‘Stealth consolidation’ is leading to kidney-failure deaths

Sarah Kuta | Oct 04, 2021

Sections Economics Public Policy

Collections Health Care

US antitrust laws are supposed to protect consumers from sky-high prices and subpar quality. But a loophole in the current rules may be causing sickness and death among people with end-stage kidney failure, suggests Chicago Booth’s Thomas Wollmann.  

Under US antitrust law, companies must notify the federal government of their plans to merge or buy other companies—but only in large deals, typically those valued at more than $92 million. Smaller transactions that fall below legal thresholds are exempt from the notification reporting requirement, meaning that many take place under the radar. Wollmann calls this “stealth consolidation” and says it occurs in local services or differentiated manufacturing industries ranging from software to prescription drugs to automotive sales. 
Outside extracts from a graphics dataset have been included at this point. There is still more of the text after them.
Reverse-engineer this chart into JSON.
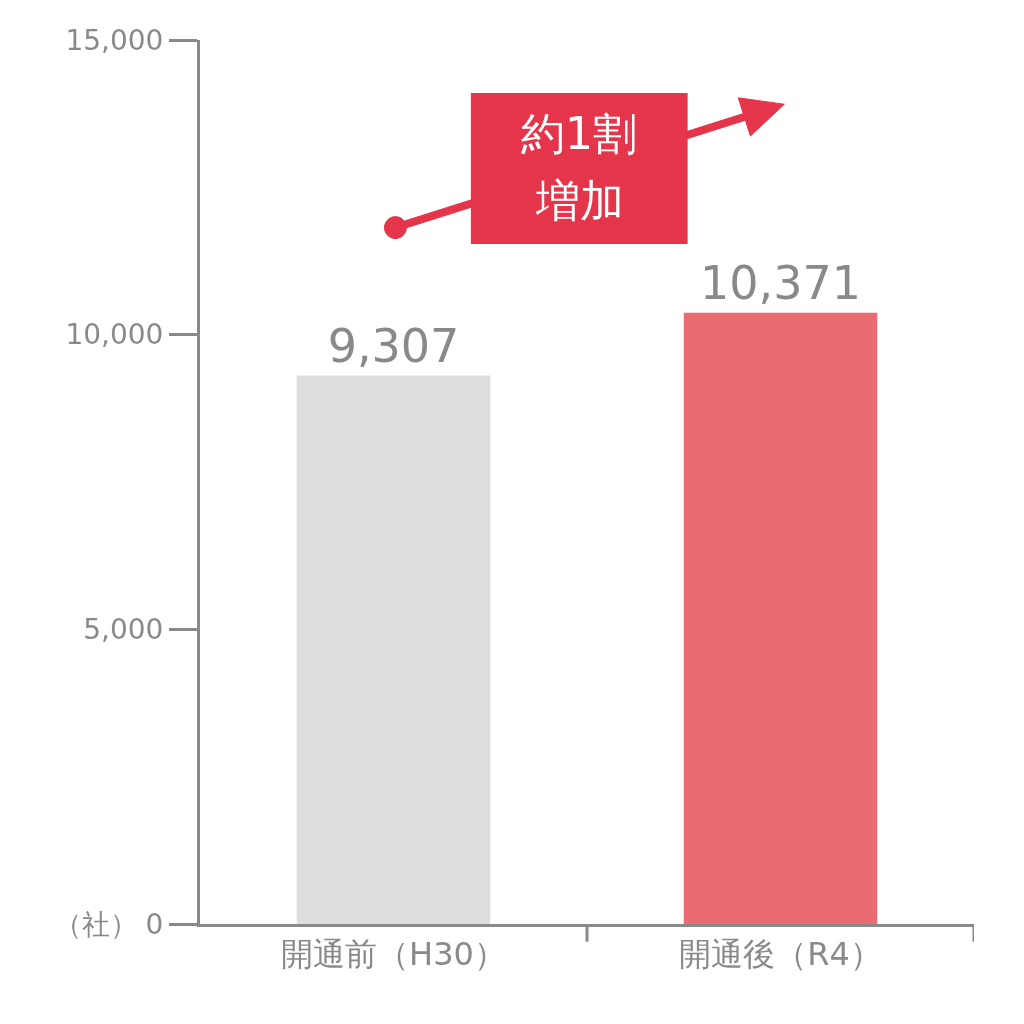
{
  "chart_data": {
    "type": "bar",
    "categories": [
      "開通前（H30）",
      "開通後（R4）"
    ],
    "values": [
      9307,
      10371
    ],
    "colors": [
      "#dcdddd",
      "#eb6b72"
    ],
    "value_labels": [
      "9,307",
      "10,371"
    ],
    "ylabel": "（社）",
    "ylim": [
      0,
      15000
    ],
    "yticks": [
      0,
      {
        "value": 5000,
        "label": "5,000"
      },
      {
        "value": 10000,
        "label": "10,000"
      },
      {
        "value": 15000,
        "label": "15,000"
      }
    ],
    "annotations": [
      "約1割",
      "増加"
    ]
  }
}
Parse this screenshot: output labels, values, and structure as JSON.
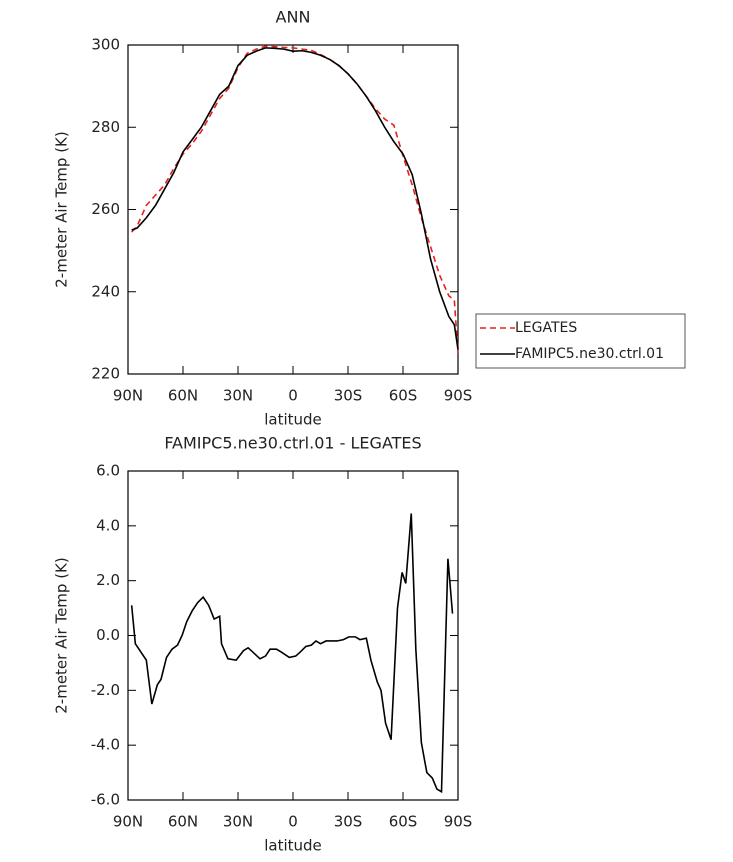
{
  "chart_data": [
    {
      "type": "line",
      "title": "ANN",
      "xlabel": "latitude",
      "ylabel": "2-meter Air Temp (K)",
      "x": [
        88,
        85,
        80,
        75,
        70,
        65,
        60,
        55,
        50,
        45,
        40,
        35,
        30,
        25,
        20,
        15,
        10,
        5,
        0,
        -5,
        -10,
        -15,
        -20,
        -25,
        -30,
        -35,
        -40,
        -45,
        -50,
        -55,
        -60,
        -65,
        -70,
        -75,
        -80,
        -85,
        -88,
        -90
      ],
      "series": [
        {
          "name": "LEGATES",
          "color": "#e8201a",
          "dashed": true,
          "values": [
            254.5,
            256,
            261,
            263.5,
            266,
            270,
            273.5,
            276,
            279,
            283,
            287,
            289.5,
            294.5,
            298,
            299,
            299.7,
            299.6,
            299.4,
            299.3,
            299,
            298.7,
            297.7,
            296.5,
            295,
            293,
            290.5,
            287.5,
            284.5,
            282,
            280.5,
            273,
            266,
            258,
            251,
            244,
            239,
            238,
            225
          ]
        },
        {
          "name": "FAMIPC5.ne30.ctrl.01",
          "color": "#000000",
          "dashed": false,
          "values": [
            255,
            255.5,
            258,
            261,
            265,
            269,
            274,
            277,
            280,
            284,
            288,
            290,
            295,
            297.5,
            298.5,
            299.3,
            299.2,
            299,
            298.5,
            298.6,
            298.2,
            297.5,
            296.5,
            295,
            293,
            290.5,
            287.5,
            284,
            280,
            276.5,
            273.5,
            268.5,
            259,
            248,
            240,
            234,
            232,
            226
          ]
        }
      ],
      "xlim": [
        90,
        -90
      ],
      "xticks": [
        {
          "value": 90,
          "label": "90N"
        },
        {
          "value": 60,
          "label": "60N"
        },
        {
          "value": 30,
          "label": "30N"
        },
        0,
        {
          "value": -30,
          "label": "30S"
        },
        {
          "value": -60,
          "label": "60S"
        },
        {
          "value": -90,
          "label": "90S"
        }
      ],
      "ylim": [
        220,
        300
      ],
      "yticks": [
        220,
        240,
        260,
        280,
        300
      ],
      "legend": "right"
    },
    {
      "type": "line",
      "title": "FAMIPC5.ne30.ctrl.01 - LEGATES",
      "xlabel": "latitude",
      "ylabel": "2-meter Air Temp (K)",
      "x": [
        88,
        86,
        80,
        77,
        74,
        72,
        69,
        66,
        63,
        60.5,
        58,
        55,
        52,
        49,
        46,
        43,
        40,
        39,
        35.5,
        31,
        27,
        24.5,
        22,
        18,
        15,
        12.5,
        9,
        6.5,
        2,
        -1.5,
        -4,
        -7,
        -10,
        -12.5,
        -15,
        -18,
        -21,
        -24,
        -27.5,
        -30.5,
        -34,
        -36.5,
        -40,
        -42.5,
        -46,
        -48,
        -50.5,
        -53.5,
        -57,
        -59.5,
        -61.5,
        -64.5,
        -67,
        -70,
        -73,
        -76,
        -78.5,
        -81,
        -84.5,
        -87
      ],
      "values": [
        1.1,
        -0.3,
        -0.9,
        -2.5,
        -1.8,
        -1.6,
        -0.8,
        -0.5,
        -0.35,
        0,
        0.5,
        0.9,
        1.2,
        1.4,
        1.1,
        0.6,
        0.7,
        -0.3,
        -0.85,
        -0.9,
        -0.55,
        -0.45,
        -0.6,
        -0.85,
        -0.75,
        -0.5,
        -0.5,
        -0.6,
        -0.8,
        -0.75,
        -0.6,
        -0.4,
        -0.35,
        -0.2,
        -0.3,
        -0.2,
        -0.2,
        -0.2,
        -0.15,
        -0.05,
        -0.05,
        -0.15,
        -0.1,
        -0.9,
        -1.7,
        -2.0,
        -3.2,
        -3.8,
        1.0,
        2.3,
        1.9,
        4.45,
        -0.5,
        -3.9,
        -5.0,
        -5.2,
        -5.6,
        -5.7,
        2.8,
        0.8
      ],
      "color": "#000000",
      "xlim": [
        90,
        -90
      ],
      "xticks": [
        {
          "value": 90,
          "label": "90N"
        },
        {
          "value": 60,
          "label": "60N"
        },
        {
          "value": 30,
          "label": "30N"
        },
        0,
        {
          "value": -30,
          "label": "30S"
        },
        {
          "value": -60,
          "label": "60S"
        },
        {
          "value": -90,
          "label": "90S"
        }
      ],
      "ylim": [
        -6,
        6
      ],
      "yticks": [
        {
          "value": -6,
          "label": "-6.0"
        },
        {
          "value": -4,
          "label": "-4.0"
        },
        {
          "value": -2,
          "label": "-2.0"
        },
        {
          "value": 0,
          "label": "0.0"
        },
        {
          "value": 2,
          "label": "2.0"
        },
        {
          "value": 4,
          "label": "4.0"
        },
        {
          "value": 6,
          "label": "6.0"
        }
      ]
    }
  ]
}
These mergers are especially common in the dialysis industry, which provides life-saving care for patients whose kidneys no longer clean their blood. Two decades ago, hundreds of independent dialysis facilities across the country provided treatment. Today, after acquiring nearly all of these locations, two multinational providers—DaVita and Fresenius—and a handful of others dominate the industry.

The dialysis behemoths built their empires through years and years of small deals that largely passed unnoticed by antitrust enforcement agencies. The results, Wollmann reports, are duopolies and even monopolies in local markets, which consist of small geographic areas, since most patients receive treatment three times a week. With treatment prices set by Medicare, which pays for almost all dialysis, the only way for clinics to exercise market power is to lower the quality of care. 
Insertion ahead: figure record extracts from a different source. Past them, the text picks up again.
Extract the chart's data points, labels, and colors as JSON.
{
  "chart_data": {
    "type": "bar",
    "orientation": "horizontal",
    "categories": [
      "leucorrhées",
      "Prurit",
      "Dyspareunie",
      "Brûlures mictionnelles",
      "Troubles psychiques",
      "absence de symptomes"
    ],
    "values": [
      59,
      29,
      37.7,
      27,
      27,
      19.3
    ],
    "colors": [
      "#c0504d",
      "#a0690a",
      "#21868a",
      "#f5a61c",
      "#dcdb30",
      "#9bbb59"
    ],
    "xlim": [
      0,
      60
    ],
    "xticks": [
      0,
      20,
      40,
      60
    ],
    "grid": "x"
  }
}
“In most industries, increased market share will translate to price increases, but in dialysis, providers don’t have that lever to pull on,” Wollmann says. “What they can do is reduce quality. If you create a monopoly and the price is fixed, quality typically goes down. In the health-care sector, if you have very sick patients, that’s not only going to mean more trips to the hospital, but also, unfortunately, it’s going to mean people die.”

Wollmann gathered and analyzed Medicare and Federal Trade Commission data from 1996 to 2017, then created a structural model to evaluate the effects of the more than 2,000 facility acquisitions that went unreported during that period. He finds that acquisitions of competing dialysis facilities that were exempt from premerger notification were linked to a 3.6 percent increase in hospitalization rates and a 1.8 percent decrease in survival rates. 

He also used the model to predict how quality would have evolved if all dialysis acquisitions required premerger notifications. 

In this scenario, he finds that the benefits of stricter reporting requirements—as measured in human life–years saved—are nearly two orders of magnitude higher than the costs associated with increasing antitrust-enforcement resources. By Wollmann’s count, lowering the reporting threshold for mergers and acquisitions would result in $3.6 billion–$4.7 billion in savings, while the costs would be less than $50 million.

If dialysis providers were forced to report all mergers, anticompetitive ones could be blocked or deterred, quality would be maintained, and many lives would be saved, he finds. Assuming that a statistical life year is valued between $100,000 and $150,000, the benefits produced would dwarf prosecution costs, he calculates. 

This is partly because enforcement agencies are efficient in that their budgets are a small fraction of the economic activity that they regulate, and because making the rules stricter would deter dialysis companies from attempting mergers and acquisitions in the first place, Wollmann argues.

“Deterrence is a broad concept, but it really has bite in antitrust,” Wollmann says. “There are big costs to organizing a merger, so if you expect the merger to be blocked, you’re not going to attempt it in the first place—that’s the very reason we’ve never seen Coca-Cola and Pepsi try to merge. Since mergers like that aren’t proposed, the government doesn’t have to spend any money blocking them.” 

At a time when lawmakers are already considering how best to improve US antitrust laws to take on tech behemoths such as Amazon, Facebook, and Google, Wollmann says he hopes they will also take a closer look at premerger notification thresholds. He suggests a few creative ways to improve them, such as setting specific thresholds for different industries or assigning states to investigate smaller mergers and acquisitions, for example. 

Whether small mergers in other sectors are as harmful as they are in the dialysis industry remains an open question. However, Wollmann says, “if these industries remotely resemble the dialysis industry in terms of the effects of stealth consolidation, the issue must be addressed.”